Monday, October 29, 2012

Traditions abound in small German village

AFFALTERBACH, GERMANY-In this small farm community near Marbach and Stuttgart, church bells ring at noon and 6p.m., as a long-standing tradition to call farmers in from the fields.
   During the day the narrow streets are the freeways for large farm trackers pulling trailers; some empty and some containing crops grown locally.
   Sugar beets-feed for livestock-is being hauled, along with all varieties of apples, pumpkins and squash.
   Fields have been tilled smooth or are growing a popular local crop, rapeseed. Now about four feet high with yellow flowers, it serves as ground cover, and later, livestock feed.
   This time of year, grapes are being harvested from steep -sloped vineyards. most headed for a local winery to be turned into one of many different types of wines this area is known for.
   Evidence of farming begins the moment one leaves the village. Plowed fields, rolling land and large stands of forest surround orchards and vineyards. Occasionally, a farm house and associated building can be seen off in the distance.
   During a drive, you expect to see deer off in the distance or, like back home in southeast Michigan, crossing the road in front of you.
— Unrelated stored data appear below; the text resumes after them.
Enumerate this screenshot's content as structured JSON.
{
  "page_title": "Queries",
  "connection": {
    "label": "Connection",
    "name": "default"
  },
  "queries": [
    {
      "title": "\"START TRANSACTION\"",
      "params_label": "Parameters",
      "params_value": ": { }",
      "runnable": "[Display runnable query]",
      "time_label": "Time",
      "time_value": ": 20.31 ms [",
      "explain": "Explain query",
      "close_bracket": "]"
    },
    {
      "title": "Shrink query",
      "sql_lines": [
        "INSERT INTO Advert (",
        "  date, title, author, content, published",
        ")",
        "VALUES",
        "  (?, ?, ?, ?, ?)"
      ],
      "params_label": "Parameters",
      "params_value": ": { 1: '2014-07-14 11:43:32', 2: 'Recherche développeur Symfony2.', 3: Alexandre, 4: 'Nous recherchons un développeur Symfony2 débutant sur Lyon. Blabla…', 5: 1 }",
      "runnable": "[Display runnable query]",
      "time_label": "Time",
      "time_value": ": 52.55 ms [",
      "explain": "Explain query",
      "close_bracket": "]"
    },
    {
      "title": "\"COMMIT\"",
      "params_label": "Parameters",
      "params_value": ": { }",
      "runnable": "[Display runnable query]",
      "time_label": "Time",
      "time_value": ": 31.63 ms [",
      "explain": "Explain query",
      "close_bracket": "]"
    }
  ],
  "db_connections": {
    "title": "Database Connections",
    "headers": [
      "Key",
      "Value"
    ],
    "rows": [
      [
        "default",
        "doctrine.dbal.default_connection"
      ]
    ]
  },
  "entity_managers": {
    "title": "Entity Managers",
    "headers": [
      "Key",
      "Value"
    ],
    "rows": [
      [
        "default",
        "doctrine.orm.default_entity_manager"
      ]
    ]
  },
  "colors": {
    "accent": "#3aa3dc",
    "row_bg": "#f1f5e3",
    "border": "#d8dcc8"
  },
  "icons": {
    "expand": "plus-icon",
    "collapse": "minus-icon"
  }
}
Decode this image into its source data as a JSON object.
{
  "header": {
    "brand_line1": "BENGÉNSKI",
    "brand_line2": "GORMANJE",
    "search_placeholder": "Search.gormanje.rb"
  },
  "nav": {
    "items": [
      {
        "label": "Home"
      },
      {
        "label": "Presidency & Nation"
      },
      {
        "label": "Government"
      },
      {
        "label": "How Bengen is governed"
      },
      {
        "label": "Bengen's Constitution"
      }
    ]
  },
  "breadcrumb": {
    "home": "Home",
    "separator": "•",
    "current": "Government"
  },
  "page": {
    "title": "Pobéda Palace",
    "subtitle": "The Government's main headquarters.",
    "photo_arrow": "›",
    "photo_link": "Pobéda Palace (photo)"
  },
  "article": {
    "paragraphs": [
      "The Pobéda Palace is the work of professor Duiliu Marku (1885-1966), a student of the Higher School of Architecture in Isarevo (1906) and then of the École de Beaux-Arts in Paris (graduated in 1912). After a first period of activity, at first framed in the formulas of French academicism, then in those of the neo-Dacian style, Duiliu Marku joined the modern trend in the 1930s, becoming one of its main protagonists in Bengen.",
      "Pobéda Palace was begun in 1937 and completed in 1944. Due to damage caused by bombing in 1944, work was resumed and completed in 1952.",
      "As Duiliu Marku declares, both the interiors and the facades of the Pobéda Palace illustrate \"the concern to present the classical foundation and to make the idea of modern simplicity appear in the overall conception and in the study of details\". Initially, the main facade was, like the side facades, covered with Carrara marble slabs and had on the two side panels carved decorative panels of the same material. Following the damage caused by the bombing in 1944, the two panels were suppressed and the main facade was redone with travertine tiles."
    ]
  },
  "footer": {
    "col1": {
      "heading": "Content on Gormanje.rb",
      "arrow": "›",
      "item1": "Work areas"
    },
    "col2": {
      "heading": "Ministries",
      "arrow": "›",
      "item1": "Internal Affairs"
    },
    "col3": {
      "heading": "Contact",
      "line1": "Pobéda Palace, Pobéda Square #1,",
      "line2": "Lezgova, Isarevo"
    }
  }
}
   I've seen deer behave that way toward evening on a drive through thick woods several miles from here.
   While we are inside on a cold, snowy day watching a one-day delayed Tiger World Series game, Sunday dinners are prepared and eaten as they are at home.
   Life is quiet like the traffic on the street. Stores normally close at noon Saturday to re-open Monday. Bakeries are open a few hours Sunday mornings then close for the day.
   Life is tranquil, peaceful and serene on a day like this.  It seems to make lounging around preferable to being in the woods or field. There is always tomorrow.